Si j'ai l'impression que j'commence à raconter n'importe quoi, que je sors de moi même et que je commence à être trop dans un personnage, je vais me mettre des frontières. De toutes façons, mes potes vont se moquer de moi et me le dire. J'ai quand même l'impression que ce qui se partage avec le plus grand nombre, c'est ce qu'il y a enfoui au fond de nous même, humanité profonde : nos joies, nos craintes, nos espérances, nos doutes, notre quotidien. Souvent quand j'écoute un titre, je me dis: "Mais ouais! Il a raison ça se passe trop comme ça". En revanche, si le gars me raconte qu'il bicrave 25kg de shit par jour, je ne peux pas savoir de quoi il parle, ça ne résonne pas pour moi, car je n'ai jamais vécu ça. Pour moi si tu veux toucher le plus de monde possible, il faut évoquer ce qu'il y a de plus profondément enfoui en toi. C'est là que se trouve le point commun entre nous tous, au fond de chacun. Après, je comprend que les gens puissent être réfractaire , tout le monde n'a pas envie d'exposer ce qui ne va pas.

 

Autrement dit, ce que nous avons de plus intime, peut aussi être ce qui nous fait le plus peur... La musique n'est elle pas justement un moyen de le sortir de soi, de le cracher, et donc de le sublimer? N'est-ce pas finalement là sa beauté et sa force, qu'elle nous touche?

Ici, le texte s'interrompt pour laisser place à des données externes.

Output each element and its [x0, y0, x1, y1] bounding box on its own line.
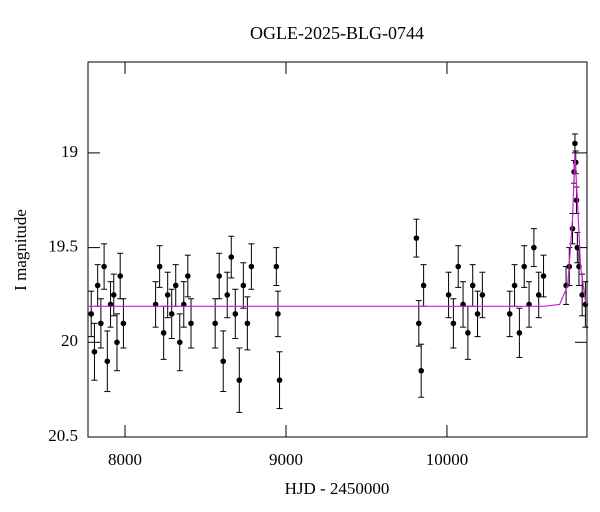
data-point	[236, 377, 243, 383]
x-tick-label: 8000	[108, 450, 142, 469]
data-point	[220, 358, 227, 365]
data-point	[224, 292, 231, 298]
data-point	[450, 320, 457, 327]
chart-title: OGLE-2025-BLG-0744	[250, 23, 424, 43]
data-point	[176, 339, 183, 346]
data-point	[474, 311, 481, 317]
data-point	[91, 348, 98, 355]
data-point	[117, 273, 123, 279]
data-point	[94, 282, 101, 289]
y-tick-label: 20.5	[48, 426, 78, 445]
data-point	[110, 292, 117, 298]
data-point	[276, 377, 283, 383]
data-point	[240, 282, 247, 289]
data-point	[521, 263, 528, 270]
y-tick-label: 20	[61, 331, 78, 350]
data-point	[455, 263, 462, 270]
data-point	[188, 320, 194, 327]
data-point	[445, 292, 452, 298]
data-point	[582, 301, 589, 308]
data-point	[273, 263, 280, 270]
x-tick-label: 10000	[426, 450, 469, 469]
data-point	[572, 140, 578, 147]
data-point	[415, 320, 422, 327]
data-point	[418, 367, 425, 374]
data-point	[413, 235, 420, 241]
data-point	[420, 282, 427, 289]
data-point	[88, 311, 95, 317]
data-point	[479, 292, 486, 298]
data-point	[114, 339, 120, 346]
data-point	[244, 320, 251, 327]
data-point	[579, 292, 585, 298]
data-point	[248, 263, 255, 270]
data-point	[164, 292, 171, 298]
data-point	[465, 330, 471, 336]
data-point	[104, 358, 111, 365]
data-point	[172, 282, 179, 289]
x-tick-label: 9000	[269, 450, 303, 469]
data-point	[98, 320, 104, 327]
data-point	[120, 320, 127, 327]
model-line	[88, 152, 588, 307]
data-point	[185, 273, 191, 279]
data-point	[216, 273, 222, 279]
data-point	[569, 225, 576, 232]
data-point	[573, 197, 580, 204]
data-point	[275, 311, 281, 317]
data-point	[232, 311, 239, 317]
data-point	[531, 244, 537, 251]
data-point	[212, 320, 218, 327]
data-point	[168, 311, 175, 317]
plot-frame	[87, 61, 588, 438]
data-point	[540, 273, 547, 279]
data-point	[160, 330, 167, 336]
data-point	[156, 263, 163, 270]
data-point	[469, 282, 476, 289]
x-axis-label: HJD - 2450000	[285, 479, 390, 498]
data-point	[101, 263, 107, 270]
data-point	[535, 292, 542, 298]
data-point	[506, 311, 513, 317]
data-point	[228, 254, 235, 260]
y-tick-label: 19.5	[48, 237, 78, 256]
y-tick-label: 19	[61, 142, 78, 161]
data-point	[516, 330, 523, 336]
y-axis-label: I magnitude	[11, 209, 30, 291]
data-point	[511, 282, 518, 289]
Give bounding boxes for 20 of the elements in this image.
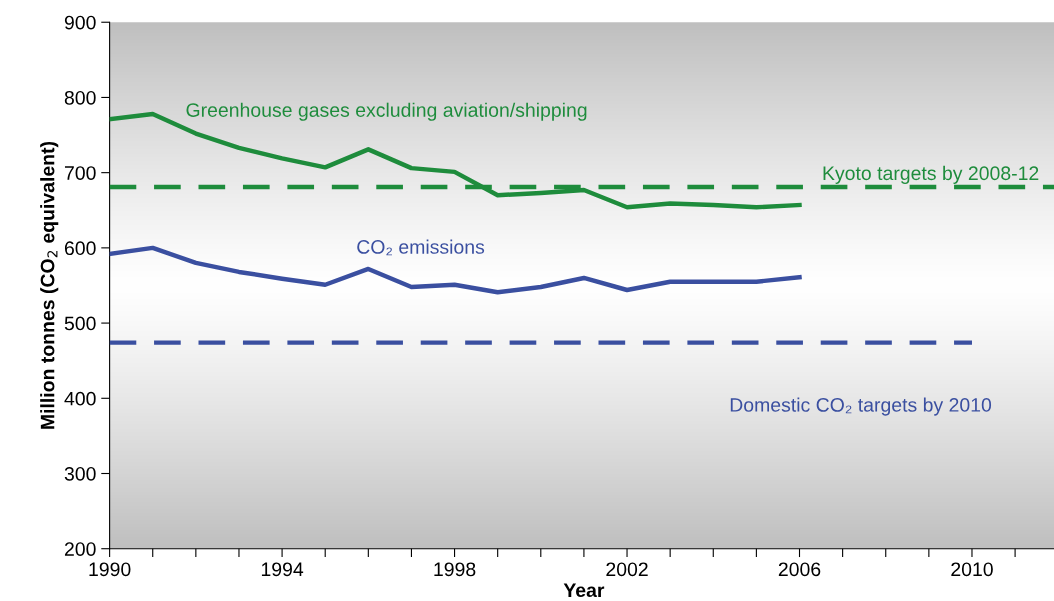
x-tick-label: 2010 [951, 562, 993, 577]
y-tick-label: 700 [64, 166, 96, 180]
x-tick-label: 2006 [778, 562, 821, 577]
text: Domestic CO₂ targets by 2010 [730, 397, 992, 416]
series-label: Kyoto targets by 2008-12 [823, 165, 1039, 184]
y-tick-label: 300 [64, 466, 96, 481]
y-tick-label: 200 [64, 542, 96, 556]
y-axis-title: Million tonnes (CO$_{2}$ equivalent) [40, 141, 59, 429]
series-label: Greenhouse gases excluding aviation/shipping [186, 102, 587, 121]
x-tick-label: 1990 [89, 562, 131, 577]
y-tick-label: 900 [64, 15, 96, 30]
x-tick-label: 2002 [606, 562, 648, 577]
y-tick-label: 400 [64, 391, 96, 406]
x-tick-label: 1998 [434, 562, 476, 577]
y-tick-label: 500 [64, 316, 96, 331]
y-tick-label: 800 [64, 90, 96, 105]
x-axis-title: Year [563, 583, 605, 598]
y-tick-label: 600 [64, 241, 96, 256]
x-tick-label: 1994 [261, 562, 304, 577]
series-label: CO₂ emissions [357, 239, 485, 256]
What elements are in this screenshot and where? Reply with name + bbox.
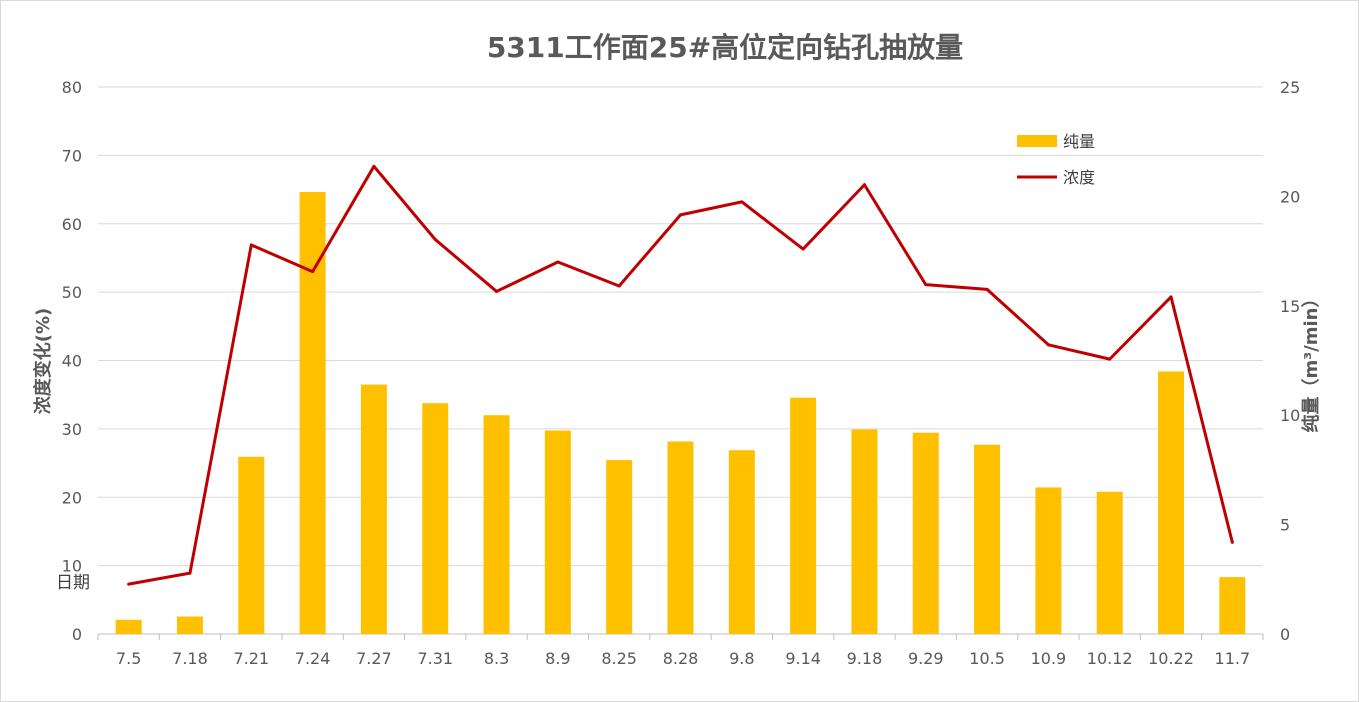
bar xyxy=(790,397,817,634)
line-point xyxy=(372,164,376,168)
right-tick-label: 5 xyxy=(1280,516,1290,535)
right-tick-label: 15 xyxy=(1280,297,1300,316)
x-tick-label: 9.8 xyxy=(729,649,754,668)
right-tick-label: 0 xyxy=(1280,625,1290,644)
right-tick-label: 10 xyxy=(1280,406,1300,425)
left-tick-label: 10 xyxy=(62,557,82,576)
x-tick-label: 10.12 xyxy=(1087,649,1133,668)
x-tick-label: 7.27 xyxy=(356,649,392,668)
left-axis-label: 浓度变化(%) xyxy=(32,308,54,415)
line-point xyxy=(433,237,437,241)
x-tick-label: 9.14 xyxy=(785,649,821,668)
x-tick-label: 7.31 xyxy=(417,649,453,668)
left-tick-label: 30 xyxy=(62,420,82,439)
x-tick-label: 9.29 xyxy=(908,649,944,668)
x-tick-label: 8.28 xyxy=(663,649,699,668)
x-tick-label: 10.5 xyxy=(969,649,1005,668)
line-point xyxy=(311,270,315,274)
left-tick-label: 70 xyxy=(62,146,82,165)
x-tick-label: 8.9 xyxy=(545,649,570,668)
line-point xyxy=(1046,343,1050,347)
bar xyxy=(115,619,142,634)
bar xyxy=(1035,487,1062,634)
legend-swatch-bar xyxy=(1017,135,1057,147)
line-series xyxy=(127,164,1234,586)
bar xyxy=(728,450,755,634)
left-tick-label: 0 xyxy=(72,625,82,644)
bar xyxy=(851,429,878,634)
x-axis-ticks: 7.5 7.18 7.21 7.24 7.27 7.31 8.3 8.9 8.25 8.28 9.8… xyxy=(97,634,1264,668)
x-tick-label: 8.25 xyxy=(601,649,637,668)
line-point xyxy=(1230,540,1234,544)
line-point xyxy=(862,183,866,187)
x-tick-label: 7.18 xyxy=(172,649,208,668)
line-point xyxy=(679,213,682,217)
bar xyxy=(974,444,1001,634)
bar xyxy=(422,403,449,634)
x-tick-label: 7.24 xyxy=(295,649,331,668)
x-axis-annotation: 日期 xyxy=(56,573,90,593)
x-tick-label: 11.7 xyxy=(1215,649,1251,668)
legend-label-bar: 纯量 xyxy=(1063,132,1095,151)
line-point xyxy=(740,200,744,204)
right-axis-label: 纯量（m³/min） xyxy=(1300,290,1322,433)
right-axis-ticks: 0 5 10 15 20 25 xyxy=(1280,78,1300,644)
x-tick-label: 10.9 xyxy=(1031,649,1067,668)
bar xyxy=(606,460,633,634)
line-point xyxy=(985,287,989,291)
x-tick-label: 9.18 xyxy=(847,649,883,668)
line-point xyxy=(556,260,560,264)
chart-title: 5311工作面25#高位定向钻孔抽放量 xyxy=(487,31,963,64)
bar xyxy=(912,432,939,634)
line-point xyxy=(249,243,253,247)
bar xyxy=(176,616,203,634)
bar xyxy=(1219,577,1246,634)
left-tick-label: 40 xyxy=(62,352,82,371)
line-point xyxy=(617,284,621,288)
line-point xyxy=(801,247,805,251)
line-point xyxy=(127,582,131,586)
x-tick-label: 7.21 xyxy=(233,649,269,668)
bar xyxy=(299,192,326,635)
bar xyxy=(1096,491,1123,634)
left-tick-label: 80 xyxy=(62,78,82,97)
legend-label-line: 浓度 xyxy=(1063,168,1095,187)
x-tick-label: 7.5 xyxy=(116,649,141,668)
line-point xyxy=(495,289,499,293)
legend: 纯量 浓度 xyxy=(1017,132,1095,187)
right-tick-label: 25 xyxy=(1280,78,1300,97)
left-axis-ticks: 0 10 20 30 40 50 60 70 80 xyxy=(62,78,82,644)
bar xyxy=(1158,371,1185,634)
bar xyxy=(238,456,265,634)
bar xyxy=(360,384,387,634)
left-tick-label: 50 xyxy=(62,283,82,302)
bar xyxy=(483,415,510,634)
line-point xyxy=(1108,357,1112,361)
x-tick-label: 8.3 xyxy=(484,649,509,668)
left-tick-label: 60 xyxy=(62,215,82,234)
bar xyxy=(544,430,571,634)
line-point xyxy=(924,283,928,287)
line-point xyxy=(188,571,192,575)
bar-series xyxy=(115,192,1246,635)
bar xyxy=(667,441,694,634)
line-point xyxy=(1169,295,1173,299)
right-tick-label: 20 xyxy=(1280,187,1300,206)
left-tick-label: 20 xyxy=(62,488,82,507)
x-tick-label: 10.22 xyxy=(1148,649,1194,668)
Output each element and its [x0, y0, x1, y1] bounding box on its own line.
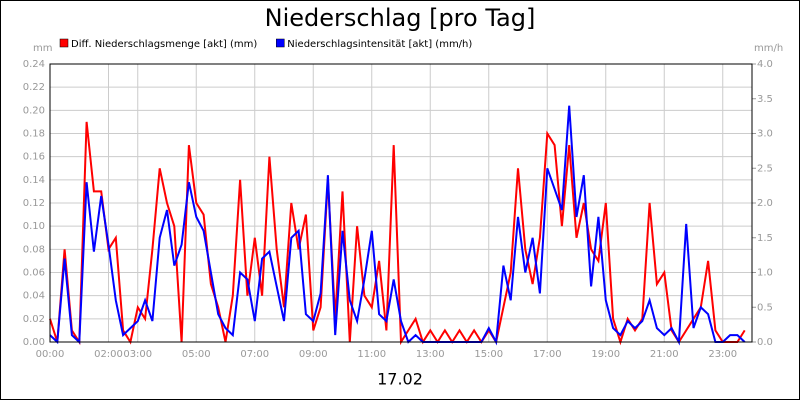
y2-tick-label: 2.5 — [757, 163, 773, 174]
x-tick-label: 21:00 — [650, 349, 679, 360]
y2-tick-label: 1.5 — [757, 233, 773, 244]
chart-title: Niederschlag [pro Tag] — [265, 4, 536, 32]
x-tick-label: 09:00 — [299, 349, 328, 360]
y-tick-label: 0.00 — [23, 337, 45, 348]
x-tick-label: 03:00 — [123, 349, 152, 360]
y-tick-label: 0.12 — [23, 198, 45, 209]
x-tick-label: 02:00 — [94, 349, 123, 360]
date-label: 17.02 — [377, 370, 423, 389]
x-tick-label: 07:00 — [240, 349, 269, 360]
y-tick-label: 0.24 — [23, 59, 45, 70]
x-tick-label: 05:00 — [182, 349, 211, 360]
x-tick-label: 19:00 — [591, 349, 620, 360]
y-tick-label: 0.08 — [23, 244, 45, 255]
y-tick-label: 0.20 — [23, 105, 45, 116]
y2-tick-label: 3.5 — [757, 94, 773, 105]
y-axis-unit: mm — [33, 43, 52, 54]
y2-axis-unit: mm/h — [754, 43, 783, 54]
y2-tick-label: 4.0 — [757, 59, 773, 70]
y-tick-label: 0.04 — [23, 291, 45, 302]
y-tick-label: 0.14 — [23, 175, 45, 186]
legend-swatch — [276, 38, 285, 48]
legend-swatch — [59, 38, 69, 48]
data-line — [49, 105, 746, 346]
y2-tick-label: 3.0 — [757, 129, 773, 140]
y2-tick-label: 1.0 — [757, 268, 773, 279]
data-line — [49, 121, 746, 346]
x-tick-label: 17:00 — [533, 349, 562, 360]
y-tick-label: 0.18 — [23, 129, 45, 140]
legend-label: Diff. Niederschlagsmenge [akt] (mm) — [71, 39, 257, 50]
x-tick-label: 15:00 — [474, 349, 503, 360]
y2-tick-label: 0.0 — [757, 337, 773, 348]
y-tick-label: 0.02 — [23, 314, 45, 325]
y-tick-label: 0.06 — [23, 268, 45, 279]
x-tick-label: 11:00 — [357, 349, 386, 360]
y-tick-label: 0.22 — [23, 82, 45, 93]
y-tick-label: 0.10 — [23, 221, 45, 232]
x-tick-label: 23:00 — [708, 349, 737, 360]
y2-tick-label: 0.5 — [757, 302, 773, 313]
y2-tick-label: 2.0 — [757, 198, 773, 209]
x-tick-label: 00:00 — [36, 349, 65, 360]
plot-border — [49, 63, 753, 343]
y-tick-label: 0.16 — [23, 152, 45, 163]
x-tick-label: 13:00 — [416, 349, 445, 360]
legend-label: Niederschlagsintensität [akt] (mm/h) — [287, 39, 472, 50]
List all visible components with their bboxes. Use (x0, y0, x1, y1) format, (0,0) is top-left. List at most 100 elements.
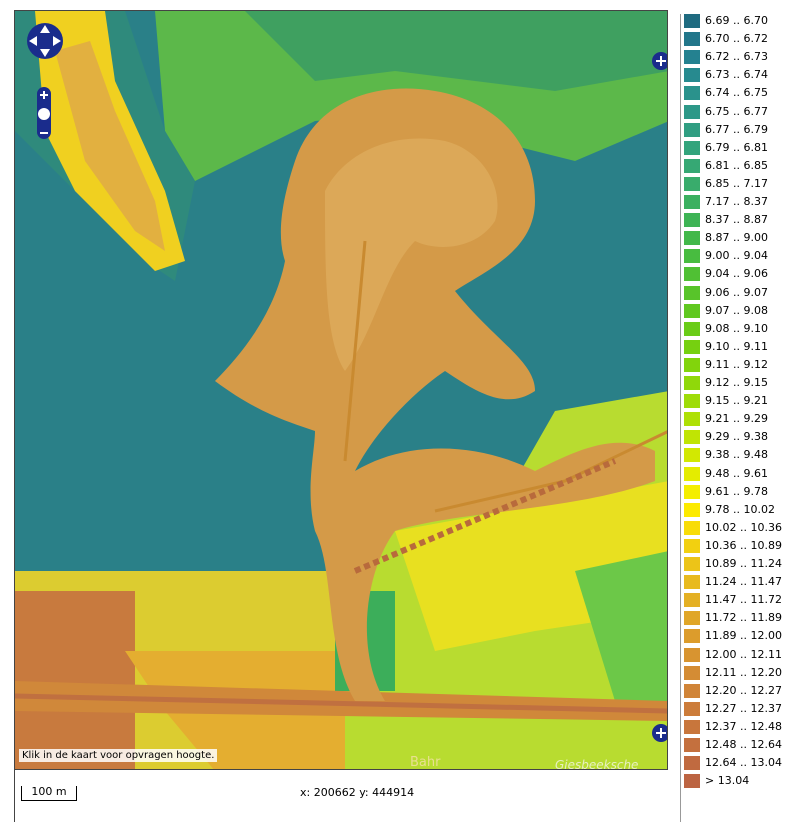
legend-item: 9.15 .. 9.21 (684, 394, 768, 408)
legend-swatch (684, 611, 700, 625)
legend-label: 11.72 .. 11.89 (705, 611, 782, 624)
legend-item: 11.72 .. 11.89 (684, 611, 782, 625)
legend-swatch (684, 249, 700, 263)
legend-swatch (684, 376, 700, 390)
legend-item: 12.64 .. 13.04 (684, 756, 782, 770)
legend-swatch (684, 557, 700, 571)
legend-swatch (684, 286, 700, 300)
legend-item: 6.73 .. 6.74 (684, 68, 768, 82)
legend-label: 7.17 .. 8.37 (705, 195, 768, 208)
legend-item: 12.27 .. 12.37 (684, 702, 782, 716)
legend-label: 9.06 .. 9.07 (705, 286, 768, 299)
legend-swatch (684, 304, 700, 318)
legend-label: 9.11 .. 9.12 (705, 358, 768, 371)
legend-label: 10.02 .. 10.36 (705, 521, 782, 534)
legend-label: 12.27 .. 12.37 (705, 702, 782, 715)
legend-item: 6.77 .. 6.79 (684, 123, 768, 137)
legend-swatch (684, 267, 700, 281)
legend-label: 10.36 .. 10.89 (705, 539, 782, 552)
legend-swatch (684, 123, 700, 137)
legend-item: 6.70 .. 6.72 (684, 32, 768, 46)
legend-item: 9.04 .. 9.06 (684, 267, 768, 281)
legend-item: 10.02 .. 10.36 (684, 521, 782, 535)
legend-swatch (684, 720, 700, 734)
legend-label: 6.72 .. 6.73 (705, 50, 768, 63)
legend-swatch (684, 213, 700, 227)
legend-item: 9.12 .. 9.15 (684, 376, 768, 390)
legend-item: 11.47 .. 11.72 (684, 593, 782, 607)
legend-swatch (684, 231, 700, 245)
legend-swatch (684, 575, 700, 589)
legend-label: > 13.04 (705, 774, 749, 787)
legend-item: 9.06 .. 9.07 (684, 286, 768, 300)
legend-swatch (684, 448, 700, 462)
legend-label: 6.73 .. 6.74 (705, 68, 768, 81)
page: Bahr Giesbeeksche Klik in de kaart voor … (0, 0, 797, 822)
coordinates: x: 200662 y: 444914 (300, 786, 414, 799)
legend-swatch (684, 774, 700, 788)
legend-swatch (684, 50, 700, 64)
legend-swatch (684, 68, 700, 82)
legend-item: 6.85 .. 7.17 (684, 177, 768, 191)
legend-swatch (684, 322, 700, 336)
legend-label: 8.87 .. 9.00 (705, 231, 768, 244)
map[interactable]: Bahr Giesbeeksche Klik in de kaart voor … (14, 10, 668, 770)
legend-label: 6.69 .. 6.70 (705, 14, 768, 27)
legend-label: 6.85 .. 7.17 (705, 177, 768, 190)
legend-item: 6.79 .. 6.81 (684, 141, 768, 155)
legend-item: 9.08 .. 9.10 (684, 322, 768, 336)
legend-item: 9.29 .. 9.38 (684, 430, 768, 444)
legend-swatch (684, 177, 700, 191)
legend-swatch (684, 195, 700, 209)
legend-label: 9.29 .. 9.38 (705, 430, 768, 443)
legend-swatch (684, 467, 700, 481)
legend-item: 9.61 .. 9.78 (684, 485, 768, 499)
legend-swatch (684, 666, 700, 680)
legend-item: 6.81 .. 6.85 (684, 159, 768, 173)
legend-label: 11.89 .. 12.00 (705, 629, 782, 642)
legend-swatch (684, 648, 700, 662)
legend-label: 9.15 .. 9.21 (705, 394, 768, 407)
legend-label: 9.78 .. 10.02 (705, 503, 775, 516)
legend-label: 9.10 .. 9.11 (705, 340, 768, 353)
legend-label: 12.11 .. 12.20 (705, 666, 782, 679)
map-image[interactable]: Bahr Giesbeeksche (15, 11, 668, 770)
legend-label: 6.70 .. 6.72 (705, 32, 768, 45)
legend-swatch (684, 593, 700, 607)
legend-item: 12.00 .. 12.11 (684, 648, 782, 662)
place-label: Bahr (410, 755, 441, 770)
place-label: Giesbeeksche (555, 758, 638, 770)
legend-swatch (684, 756, 700, 770)
legend-item: 9.11 .. 9.12 (684, 358, 768, 372)
legend-swatch (684, 141, 700, 155)
legend-label: 9.08 .. 9.10 (705, 322, 768, 335)
legend-item: 11.24 .. 11.47 (684, 575, 782, 589)
legend-swatch (684, 503, 700, 517)
legend-label: 12.20 .. 12.27 (705, 684, 782, 697)
legend-item: 6.72 .. 6.73 (684, 50, 768, 64)
legend-swatch (684, 32, 700, 46)
legend-label: 9.12 .. 9.15 (705, 376, 768, 389)
status-bar: 100 m x: 200662 y: 444914 (14, 770, 668, 822)
legend-item: > 13.04 (684, 774, 749, 788)
legend-label: 6.77 .. 6.79 (705, 123, 768, 136)
legend-label: 12.37 .. 12.48 (705, 720, 782, 733)
legend-item: 6.75 .. 6.77 (684, 105, 768, 119)
legend-item: 9.78 .. 10.02 (684, 503, 775, 517)
legend-swatch (684, 159, 700, 173)
legend-swatch (684, 738, 700, 752)
legend-label: 6.75 .. 6.77 (705, 105, 768, 118)
legend-swatch (684, 430, 700, 444)
legend-label: 8.37 .. 8.87 (705, 213, 768, 226)
legend-item: 6.69 .. 6.70 (684, 14, 768, 28)
legend-label: 12.64 .. 13.04 (705, 756, 782, 769)
legend-item: 9.10 .. 9.11 (684, 340, 768, 354)
legend-label: 9.07 .. 9.08 (705, 304, 768, 317)
legend-label: 12.48 .. 12.64 (705, 738, 782, 751)
legend-item: 9.00 .. 9.04 (684, 249, 768, 263)
legend-swatch (684, 14, 700, 28)
legend-label: 11.24 .. 11.47 (705, 575, 782, 588)
scale-bar: 100 m (21, 786, 77, 801)
legend-swatch (684, 358, 700, 372)
legend-swatch (684, 539, 700, 553)
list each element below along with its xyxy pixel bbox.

Tout à fait. Après, il y a aussi la façon de le mettre en avant, la forme qu'on lui donne. Se mettre à nu sans pudeur ne fait pas forcément l'intérêt. C'est toujours délicat de parler de soi. Il faut trouver le juste milieu, le bon ton. Dans quelques morceaux je l'ai fait, mais je suis vigilant à ne pas verser dans le pathos (recherche inopportune d'effets de style dramatique ; propos pleins d'emphase et peu clairs NDLR).